The Intel/Nvidia combo blade marries the gB222X blade, which supports up to 96GB of memory and two six-core Xeon 5600 processors, to the GXB100 GPU blade, which has two M2050 GPUs on it. The AMD blade is gB322H, and is a two-socket machine with up to 96GB of memory and supporting either the eight-core or twelve-core Opteron 6100 processors. It also links directly to the GXB100 GPU blade over PCI Express links.
The GreenBlade is based on a 5U chassis with ten slots, so you can put five of these hybrid blades in the box for about 5 teraflops of aggregate number-crunching performance. With all five blades in the box and a relatively light amount of memory, such a GreenBlade will run you about $30,000, or about $6 per gigaflop. On skinny memory configurations, the Tetras are running about $6.50 per gigaflops. That's not much of a premium for twice the density. The GreenBlade CPU-GPU hybrid boxes will be available in the middle of May.

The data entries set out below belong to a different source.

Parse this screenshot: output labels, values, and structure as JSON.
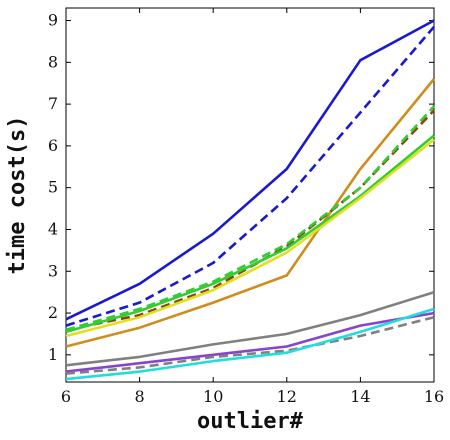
{
  "chart_data": {
    "type": "line",
    "title": "",
    "xlabel": "outlier#",
    "ylabel": "time cost(s)",
    "x": [
      6,
      8,
      10,
      12,
      14,
      16
    ],
    "xlim": [
      6,
      16
    ],
    "ylim": [
      0.35,
      9.3
    ],
    "xticks": [
      6,
      8,
      10,
      12,
      14,
      16
    ],
    "yticks": [
      1,
      2,
      3,
      4,
      5,
      6,
      7,
      8,
      9
    ],
    "grid": false,
    "legend": "none",
    "series": [
      {
        "color": "#1a1acd",
        "dash": false,
        "values": [
          1.85,
          2.7,
          3.9,
          5.45,
          8.05,
          9.0
        ]
      },
      {
        "color": "#1a1acd",
        "dash": true,
        "values": [
          1.7,
          2.25,
          3.2,
          4.75,
          6.8,
          8.85
        ]
      },
      {
        "color": "#d08c1c",
        "dash": false,
        "values": [
          1.2,
          1.65,
          2.25,
          2.9,
          5.45,
          7.6
        ]
      },
      {
        "color": "#8b4513",
        "dash": true,
        "values": [
          1.6,
          1.95,
          2.6,
          3.6,
          5.0,
          6.85
        ]
      },
      {
        "color": "#33cc33",
        "dash": false,
        "values": [
          1.55,
          2.05,
          2.7,
          3.55,
          4.8,
          6.25
        ]
      },
      {
        "color": "#e0e020",
        "dash": false,
        "values": [
          1.45,
          1.9,
          2.55,
          3.45,
          4.75,
          6.15
        ]
      },
      {
        "color": "#33cc33",
        "dash": true,
        "values": [
          1.6,
          2.1,
          2.75,
          3.65,
          5.0,
          6.95
        ]
      },
      {
        "color": "#808080",
        "dash": false,
        "values": [
          0.75,
          0.95,
          1.25,
          1.5,
          1.95,
          2.5
        ]
      },
      {
        "color": "#8844cc",
        "dash": false,
        "values": [
          0.6,
          0.8,
          1.0,
          1.2,
          1.7,
          2.0
        ]
      },
      {
        "color": "#808080",
        "dash": true,
        "values": [
          0.55,
          0.7,
          0.95,
          1.1,
          1.45,
          1.9
        ]
      },
      {
        "color": "#22dddd",
        "dash": false,
        "values": [
          0.42,
          0.6,
          0.85,
          1.05,
          1.55,
          2.1
        ]
      }
    ]
  }
}
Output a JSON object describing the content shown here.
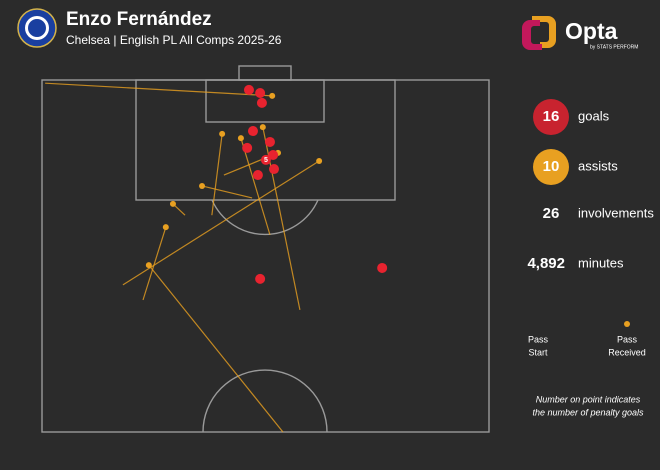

Appro's GreenBlade: not as dense on the flops as the Tetra racks.
Lee says that Appro is not just thinking about Nvidia GPUs, but is also planning a similar set of products using AMD's FireStream GPUs. But the FireStream GPUs have some issues - such as not having multi-level caches or error correction on the cache and main memory cards, as the Nvidia machines do. Moreover, a lot of people have lined up behind the CUDA environment that Nvidia has created for the Tesla GPUs, and OpenCL is not quite there yet as far as Lee is concerned. But he is convinced it will gain traction over time, and it's hard to ignore the single-precision flops advantage that the latest FireStreams (those used in the Radeon 5870 graphics cards) have over the Fermis: almost three times as high at 2.72 teraflops per GPU, and 544 gigaflops at double precision.
Whitebox server maker Super Micro is also among the first companies to ship the M2050 embedded GPU coprocessors inside x64 systems aimed at HPC shops.
Super Micro's 1U Tesla 20–based hybrid box has the tongue-twisting name 6016GT-TF-FM205. It's a two-socket box based on Intel's Xeon 5600s and has two PCI Express slots for linking up two M2050 GPUs. Super Micro also has a personal supercomputer, the 7046GT-TRF-FC405, that can be converted into a 4U rack server that supports four C2050 cards, which have the fans to keep them cool.
You will no doubt note that Appro is getting twice as many M2050s into its 1U server as is Super Micro. Engineering still matters. And perhaps so does halon gas. ®